[ロンドン/ニューヨーク 16日 ロイター] - 16日の取引で仮想通貨ビットコインは急落し、4週間ぶりの安値となった。韓国の企画財政相が仮想通貨の取引禁止は依然としてあり得ると発言し、規制を巡る懸念が高まった。

他の仮想通貨も下落し、情報サイトのコインマーケットキャップによるとイーサリアムは一時23%安、リップルは33%安となった。

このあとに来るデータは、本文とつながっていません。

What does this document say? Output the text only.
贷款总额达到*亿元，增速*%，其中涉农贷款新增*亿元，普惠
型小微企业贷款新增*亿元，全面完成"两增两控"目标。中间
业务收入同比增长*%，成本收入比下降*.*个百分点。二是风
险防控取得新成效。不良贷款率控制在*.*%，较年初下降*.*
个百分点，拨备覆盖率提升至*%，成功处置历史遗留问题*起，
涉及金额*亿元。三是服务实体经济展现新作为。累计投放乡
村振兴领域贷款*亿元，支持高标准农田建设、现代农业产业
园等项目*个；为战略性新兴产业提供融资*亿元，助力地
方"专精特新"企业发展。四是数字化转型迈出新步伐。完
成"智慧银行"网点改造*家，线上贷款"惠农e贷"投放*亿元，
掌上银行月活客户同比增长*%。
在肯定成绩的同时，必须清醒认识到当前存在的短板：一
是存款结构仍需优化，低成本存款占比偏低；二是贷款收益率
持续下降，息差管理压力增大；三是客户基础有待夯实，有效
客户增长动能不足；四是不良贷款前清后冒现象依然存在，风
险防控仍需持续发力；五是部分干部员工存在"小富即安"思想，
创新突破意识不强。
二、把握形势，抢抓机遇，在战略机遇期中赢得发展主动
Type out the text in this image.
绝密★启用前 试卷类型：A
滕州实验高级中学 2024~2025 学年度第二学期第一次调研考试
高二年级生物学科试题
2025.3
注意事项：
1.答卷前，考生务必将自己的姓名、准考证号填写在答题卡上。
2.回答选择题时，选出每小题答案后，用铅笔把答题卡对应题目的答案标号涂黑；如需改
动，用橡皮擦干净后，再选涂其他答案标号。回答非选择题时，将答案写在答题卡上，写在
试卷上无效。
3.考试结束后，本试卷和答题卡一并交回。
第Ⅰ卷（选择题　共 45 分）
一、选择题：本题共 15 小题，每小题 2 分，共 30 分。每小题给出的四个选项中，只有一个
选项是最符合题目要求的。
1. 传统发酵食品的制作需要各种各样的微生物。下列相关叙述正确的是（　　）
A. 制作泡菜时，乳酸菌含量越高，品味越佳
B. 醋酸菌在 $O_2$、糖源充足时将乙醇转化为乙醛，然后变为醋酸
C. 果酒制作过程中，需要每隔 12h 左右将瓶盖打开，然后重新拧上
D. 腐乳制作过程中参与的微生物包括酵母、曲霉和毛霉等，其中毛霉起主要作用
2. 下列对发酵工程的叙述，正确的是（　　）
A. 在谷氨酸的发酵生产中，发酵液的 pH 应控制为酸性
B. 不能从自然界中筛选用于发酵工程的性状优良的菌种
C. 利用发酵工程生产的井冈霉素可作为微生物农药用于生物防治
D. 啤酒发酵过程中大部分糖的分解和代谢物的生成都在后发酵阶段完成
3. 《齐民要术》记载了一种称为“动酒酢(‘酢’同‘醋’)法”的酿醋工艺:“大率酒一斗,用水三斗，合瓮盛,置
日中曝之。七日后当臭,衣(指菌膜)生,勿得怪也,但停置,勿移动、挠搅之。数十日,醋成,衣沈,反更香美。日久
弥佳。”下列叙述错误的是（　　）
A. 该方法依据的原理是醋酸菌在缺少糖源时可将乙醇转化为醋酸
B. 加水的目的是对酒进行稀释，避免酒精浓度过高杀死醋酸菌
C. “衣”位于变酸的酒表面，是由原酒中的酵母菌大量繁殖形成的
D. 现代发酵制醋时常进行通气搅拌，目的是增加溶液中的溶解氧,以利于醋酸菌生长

ビットコイン<BTC=BTSP>は、ルクセンブルクのビットスタンプ取引所で一時1万1191.59ドルに下落。ニューヨーク時間の取引では1万2078ドルまで下げ幅を縮めたものの、11.2%安の水準にあり、1日の下げとしては昨年9月以来の大きさとなった。

英FXTMのリサーチアナリスト、ルクマン・オトゥンガ氏は「中国で仮想通貨の新たな規制に関する報道が出たことで、(ビットコインは)短期的に一段安となる可能性がある」と予想。「この日のビットコインの急落は、仮想通貨はボラティリティーが非常に高く、予測不可能であることを想起させるだろう」と述べた。

韓国の聯合ニュースによると、金東ヨン(キム・ドンヨン)企画財政相はラジオで、政府として「不合理な」仮想通貨投資に対し一連の取り締まりを準備すると示唆したという。

中国でも、中国人民銀行(中央銀行)の潘功勝・副総裁が仮想通貨の取引所取引や個人・企業が提供する仮想通貨関連サービスを禁止すべきとの見解を示した。同国の当局は昨年、国内の仮想通貨取引所を閉鎖し、仮想通貨の急落を招いたが、後に相場は回復した。

シンクマーケッツのチーフストラテジスト、ナイーム・アスラム氏は「(ビットコインの)下落を招いているのは規制の問題が主因だ」と指摘した。ただ、同氏は「相当な額」のビットコインやイーサリアム、リップルを保有しているといい、「当社はスタンスを変えない。仮想通貨の完全禁止が可能だとは思えない」と述べた。

最近の売りで、ビットコインは昨年12月半ば時点の高値である約2万ドルから40%前後下落し、時価総額1300億ドル程度が失われた。